Grazie all'Arena del Nuovo Sacher che ospita il Rendez-Vous, festival del cinema francese, torno finalmente e con grande emozione a godere della visione su grande schermo, per me assolutamente insostituibile.
Dopo l'apertura con il film di Arnaud Desplechin che decido di non andare a vedere, eccomi insieme a F. e R. a vedere Sibyl, il film della regista Justine Triet che è in programma il secondo giorno.
L'arena è organizzata secondo le regole del distanziamento interpersonale e i posti sono esauriti, segnale che la gente ha voglia di tornare al cinema.
Insomma le premesse per una bella serata ci sono tutte. Però fin dalle prime battute il film della Triet si rivela sovraccarico e un po' pasticciato. Sibyl (Virginie Efira) è una psicologa con un passato da scrittrice. Ha un compagno e due figlie, e ha deciso che vuole tornare a scrivere. Così lascia i suoi clienti per dedicarsi completamente alla scrittura.
Non riesce però a dire di no alla richiesta di aiuto di Margot (Adèle Exarchopoulos), un'attrice incinta di un uomo (Gaspard Ulliel) sposato con la regista per cui sta girando un film.
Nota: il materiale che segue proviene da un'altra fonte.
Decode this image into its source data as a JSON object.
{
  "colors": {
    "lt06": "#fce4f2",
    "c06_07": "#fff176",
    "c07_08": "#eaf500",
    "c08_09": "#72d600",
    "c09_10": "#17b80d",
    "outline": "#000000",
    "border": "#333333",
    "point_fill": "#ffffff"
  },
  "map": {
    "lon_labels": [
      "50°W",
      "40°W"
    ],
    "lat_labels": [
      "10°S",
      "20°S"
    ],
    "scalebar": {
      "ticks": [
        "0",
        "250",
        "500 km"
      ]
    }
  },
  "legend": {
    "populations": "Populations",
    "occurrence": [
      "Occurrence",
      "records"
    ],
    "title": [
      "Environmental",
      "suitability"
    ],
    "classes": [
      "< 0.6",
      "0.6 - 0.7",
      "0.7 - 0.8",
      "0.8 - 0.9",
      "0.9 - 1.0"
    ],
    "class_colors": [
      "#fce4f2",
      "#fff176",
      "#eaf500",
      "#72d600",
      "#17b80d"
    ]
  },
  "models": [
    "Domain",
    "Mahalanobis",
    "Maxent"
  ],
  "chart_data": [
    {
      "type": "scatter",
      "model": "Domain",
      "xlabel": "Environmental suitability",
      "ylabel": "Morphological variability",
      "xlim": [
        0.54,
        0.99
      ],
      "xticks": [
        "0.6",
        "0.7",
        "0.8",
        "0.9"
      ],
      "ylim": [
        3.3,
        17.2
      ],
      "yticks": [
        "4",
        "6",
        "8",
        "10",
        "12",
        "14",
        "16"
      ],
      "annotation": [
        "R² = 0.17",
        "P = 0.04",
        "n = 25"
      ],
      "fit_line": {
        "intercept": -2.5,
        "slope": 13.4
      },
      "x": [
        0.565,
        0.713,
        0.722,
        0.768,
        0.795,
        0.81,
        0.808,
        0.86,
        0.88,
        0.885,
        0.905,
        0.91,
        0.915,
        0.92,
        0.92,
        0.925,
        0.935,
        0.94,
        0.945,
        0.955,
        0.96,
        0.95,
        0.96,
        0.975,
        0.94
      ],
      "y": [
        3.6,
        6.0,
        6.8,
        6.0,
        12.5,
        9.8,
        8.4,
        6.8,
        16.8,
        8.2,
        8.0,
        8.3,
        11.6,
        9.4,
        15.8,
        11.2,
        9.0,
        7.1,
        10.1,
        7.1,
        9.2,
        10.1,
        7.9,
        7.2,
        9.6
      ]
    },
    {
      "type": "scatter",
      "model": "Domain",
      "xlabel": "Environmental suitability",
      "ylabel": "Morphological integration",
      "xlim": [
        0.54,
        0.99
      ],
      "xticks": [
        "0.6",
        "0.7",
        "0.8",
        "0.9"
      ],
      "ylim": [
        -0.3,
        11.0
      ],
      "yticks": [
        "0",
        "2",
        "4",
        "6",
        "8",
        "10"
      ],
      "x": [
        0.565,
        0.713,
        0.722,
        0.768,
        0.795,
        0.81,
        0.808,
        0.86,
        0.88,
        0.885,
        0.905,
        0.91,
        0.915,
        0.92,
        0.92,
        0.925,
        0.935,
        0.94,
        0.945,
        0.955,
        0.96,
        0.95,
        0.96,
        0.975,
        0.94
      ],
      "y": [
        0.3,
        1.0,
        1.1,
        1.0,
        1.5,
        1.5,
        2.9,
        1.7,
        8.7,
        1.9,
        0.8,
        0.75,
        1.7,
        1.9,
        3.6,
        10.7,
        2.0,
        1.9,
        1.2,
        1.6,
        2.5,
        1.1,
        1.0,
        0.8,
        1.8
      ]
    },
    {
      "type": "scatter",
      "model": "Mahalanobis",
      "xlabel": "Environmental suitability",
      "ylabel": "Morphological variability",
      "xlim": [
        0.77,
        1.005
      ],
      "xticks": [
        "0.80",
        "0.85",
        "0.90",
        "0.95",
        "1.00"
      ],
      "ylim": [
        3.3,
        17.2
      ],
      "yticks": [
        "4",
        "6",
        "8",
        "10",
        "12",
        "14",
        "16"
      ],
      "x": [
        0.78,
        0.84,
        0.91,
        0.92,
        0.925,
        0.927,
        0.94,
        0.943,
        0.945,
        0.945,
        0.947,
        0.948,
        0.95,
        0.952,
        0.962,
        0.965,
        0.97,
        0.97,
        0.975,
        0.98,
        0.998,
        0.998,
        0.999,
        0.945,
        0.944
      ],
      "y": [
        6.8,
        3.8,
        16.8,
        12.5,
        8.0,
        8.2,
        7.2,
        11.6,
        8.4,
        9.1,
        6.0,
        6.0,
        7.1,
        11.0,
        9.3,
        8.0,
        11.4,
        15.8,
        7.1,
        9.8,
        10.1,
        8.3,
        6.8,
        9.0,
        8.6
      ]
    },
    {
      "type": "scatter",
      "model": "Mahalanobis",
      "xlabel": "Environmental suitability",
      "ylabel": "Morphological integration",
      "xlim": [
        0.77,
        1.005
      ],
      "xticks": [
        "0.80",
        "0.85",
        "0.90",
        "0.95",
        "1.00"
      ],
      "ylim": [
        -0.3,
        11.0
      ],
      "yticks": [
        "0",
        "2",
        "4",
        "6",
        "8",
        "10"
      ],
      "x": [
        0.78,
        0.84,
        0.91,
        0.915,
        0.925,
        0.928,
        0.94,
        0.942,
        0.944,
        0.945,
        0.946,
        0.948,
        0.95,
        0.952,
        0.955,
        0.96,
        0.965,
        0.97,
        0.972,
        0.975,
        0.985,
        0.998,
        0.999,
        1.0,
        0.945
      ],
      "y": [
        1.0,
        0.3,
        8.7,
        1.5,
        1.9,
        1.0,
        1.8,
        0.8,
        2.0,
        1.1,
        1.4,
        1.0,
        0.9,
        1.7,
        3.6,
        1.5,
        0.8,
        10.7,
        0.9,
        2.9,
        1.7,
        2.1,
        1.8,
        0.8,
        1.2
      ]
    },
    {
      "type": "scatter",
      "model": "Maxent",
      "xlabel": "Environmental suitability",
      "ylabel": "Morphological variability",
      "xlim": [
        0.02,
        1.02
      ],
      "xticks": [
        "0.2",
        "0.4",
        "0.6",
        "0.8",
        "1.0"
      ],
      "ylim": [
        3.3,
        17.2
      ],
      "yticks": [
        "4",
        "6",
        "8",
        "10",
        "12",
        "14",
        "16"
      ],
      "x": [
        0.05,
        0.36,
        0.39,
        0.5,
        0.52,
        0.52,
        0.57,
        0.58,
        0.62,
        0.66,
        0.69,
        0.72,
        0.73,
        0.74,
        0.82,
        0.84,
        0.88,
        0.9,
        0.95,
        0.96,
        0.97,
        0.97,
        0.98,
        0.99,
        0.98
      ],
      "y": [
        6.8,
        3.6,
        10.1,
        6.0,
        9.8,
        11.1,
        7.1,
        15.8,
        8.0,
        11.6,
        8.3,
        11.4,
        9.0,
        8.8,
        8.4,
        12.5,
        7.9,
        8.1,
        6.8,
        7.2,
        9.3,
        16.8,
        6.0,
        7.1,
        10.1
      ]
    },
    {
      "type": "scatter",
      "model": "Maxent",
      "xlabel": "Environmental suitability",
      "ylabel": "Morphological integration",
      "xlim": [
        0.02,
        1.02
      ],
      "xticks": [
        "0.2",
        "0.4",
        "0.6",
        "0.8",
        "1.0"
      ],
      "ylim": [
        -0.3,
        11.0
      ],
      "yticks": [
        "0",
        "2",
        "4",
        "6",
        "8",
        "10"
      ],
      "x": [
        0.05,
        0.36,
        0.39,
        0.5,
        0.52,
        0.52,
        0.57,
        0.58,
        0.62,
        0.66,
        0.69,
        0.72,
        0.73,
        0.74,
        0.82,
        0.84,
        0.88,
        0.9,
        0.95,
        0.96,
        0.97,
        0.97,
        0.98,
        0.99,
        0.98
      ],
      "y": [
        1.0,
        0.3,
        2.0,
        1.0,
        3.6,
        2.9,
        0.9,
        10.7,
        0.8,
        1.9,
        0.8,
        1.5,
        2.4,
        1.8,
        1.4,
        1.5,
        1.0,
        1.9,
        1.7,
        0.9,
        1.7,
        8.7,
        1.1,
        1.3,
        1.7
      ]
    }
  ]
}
Margot ha bisogno di essere supportata nella decisione di abortire, e Sibyl a poco a poco viene completamente risucchiata nella sua vita, anche perché si identifica con la condizione della donna che le ricorda lei stessa ai tempi in cui era innamorata di Gabriel (Niels Schneider) ed era rimasta incinta di lui.
I transfert incrociati e le manipolazioni reciproche innescano una spirale nella quale Sibyl - che è convinta di governare il gioco come fa con il suo romanzo - finisce psicologicamente schiacciata, infine costretta a fare i conti con i suoi fantasmi: la madre, l'alcolismo, l'amore per Gabriel, il rapporto con la figlia avuta da quest'ultimo.
Il film della Triet gioca su un montaggio nervoso e serrato che fa ping pong tra passato e presente mettendo continuamente alla prova - a volte invero inutilmente - l'attenzione dello spettatore, e altrettanto convintamente oscilla tra registri differenti che vanno dal thriller alla commedia sociale al dramma psicologico.
Per questa operazione sovrabbondante e a mio avviso piuttosto confusa e pretenziosa la Triet si avvale di un cast di prim'ordine che però non riserva alcuna sorpresa visto che gli attori sembrano ripetere stancamente alcuni dei loro più tipici personaggi. La coppia Efira-Schneider (che è coppia anche nella vita) mi ha ricordato fin troppo le dinamiche della coppia protagonista di Un amour impossible della Corsini. La Exarchopoulos non riesce a uscire dal personaggio lacrimoso e fisico de La vita di Adele e Ulliel fa sempre il bel tenebroso un po' stronzo. Anche i comprimari sono perfettamente calati in ruoli assolutamente tagliati su di loro. Forse il personaggio se vogliamo più originale e divertente è quello della regista del film in cui recita Margot, Mika (Sandra Hüller, di cui devo recuperare Vi presento Toni Erdmann), sufficientemente sopra le righe per rappresentare qualcosa di dirompente nella narrazione.
Per il resto il film è abbastanza pieno di stereotipi e luoghi comuni, nonché di trip mentali un po' stucchevoli. E forse la cosa migliore - tra l'altro tipica dei film francesi (mi ha ricordato alcuni passaggi del film Il gioco delle coppie di Assayas) - è la tirata iniziale dell'editore di Sibyl sul fatto che nessuno legge più e sugli effetti collaterali di una vita tutta vissuta online.
E comunque evviva il cinema sul grande schermo (e in lingua originale).